I followed @FernandoGOT steps but I am getting: read_params_file: parameter not found: enable_new_segsearch
when running tesseract --list-langs
. It's the first time I try to build tesseract so I have no idea what it's going on. Any ideas on where to look?
@kas84 please post results of
tesseract -v
Version info.
Are you using latest source from Github ?
@Shreeshrii I cloned the repo like so git clone https://github.com/tesseract-ocr/tesseract/
, so if latest version is in master, yes I am.
tesseract -v
Yeah, I forgot, sorry!
leptonica-1.76.0
libjpeg 9c : libpng 1.6.34 : libtiff 4.0.9 : zlib 1.2.11
Found AVX2
Found AVX
Found SSE
Usually tesseract -v should also show the tesseract version.
Is the error only with --list-langs
Are you able to recognize any test images?
My bad:
tesseract 4.0.0-beta.1-232-g45a6
leptonica-1.76.0
libjpeg 9c : libpng 1.6.34 : libtiff 4.0.9 : zlib 1.2.11
Found AVX2
Found AVX
Found SSE
It also happens when trying to recognize an image, yes.
What commands are you using?
What tessdata-dir are you using?

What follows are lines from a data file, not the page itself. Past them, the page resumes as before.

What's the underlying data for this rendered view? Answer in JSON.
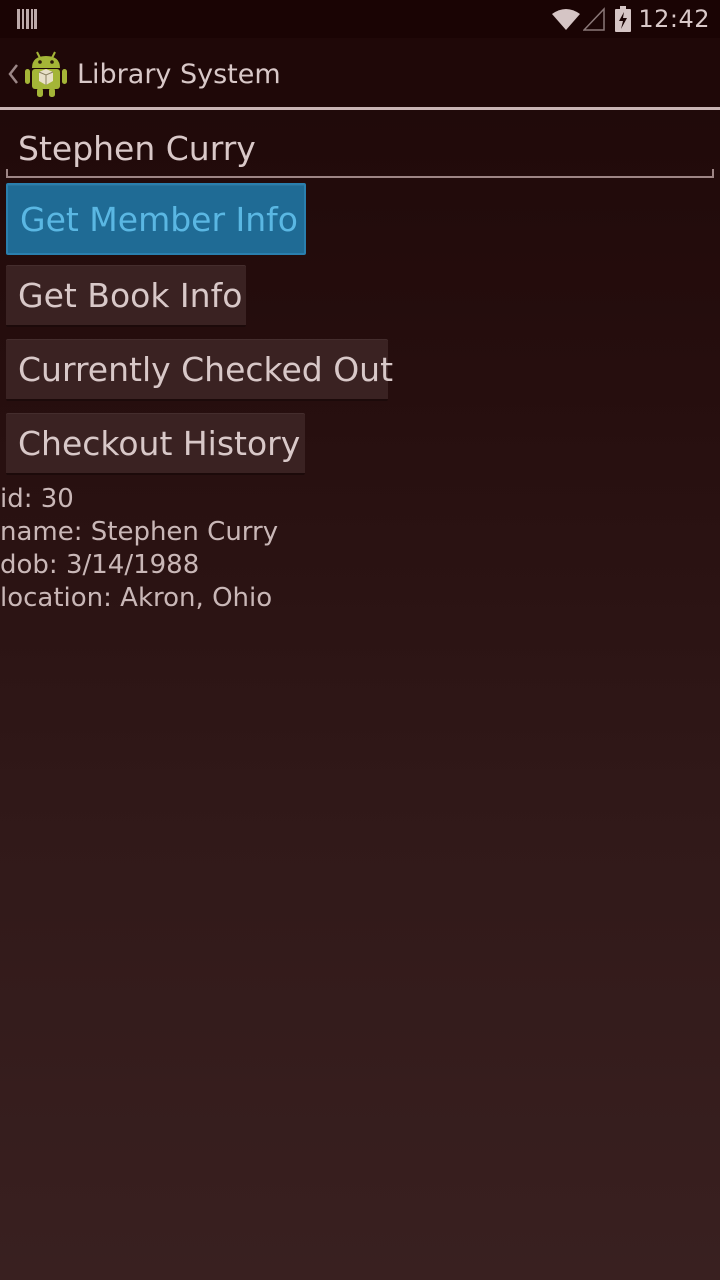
{
  "status_bar": {
    "time": "12:42",
    "icons": [
      "notification-barcode-icon",
      "wifi-icon",
      "no-signal-icon",
      "battery-charging-icon"
    ]
  },
  "action_bar": {
    "title": "Library System",
    "up_icon": "chevron-left-icon",
    "app_icon": "android-robot-icon"
  },
  "search": {
    "value": "Stephen Curry"
  },
  "buttons": {
    "member_info": "Get Member Info",
    "book_info": "Get Book Info",
    "checked_out": "Currently Checked Out",
    "history": "Checkout History"
  },
  "result": {
    "lines": [
      "id: 30",
      "name: Stephen Curry",
      "dob: 3/14/1988",
      "location: Akron, Ohio"
    ]
  },
  "colors": {
    "focused_button": "#1f6b95",
    "focused_button_text": "#5ab7e3",
    "button": "#3a2222",
    "background_top": "#1e0808",
    "background_bottom": "#392020"
  }
}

Eg. Where is eng.traineddata installed?
What output do you get with the following? Use ./tessdata if you have copied eng.traineddata there.
cd tesseract
tesseract ./testing/phototest.tif - --tessdata-dir ../tessdata -c page_separator=''
Page 1 This is a lot of 12 point text to test the ocr code and see if it works on all types of file format.
The quick brown dog jumped over the lazy fox. The quick brown dog jumped over the lazy fox. The quick brown dog jumped over the lazy fox. The quick brown dog jumped over the lazy fox.
page _seperator
The space here confuses the command line options parser.
Has any one built a dockerfile out of this ?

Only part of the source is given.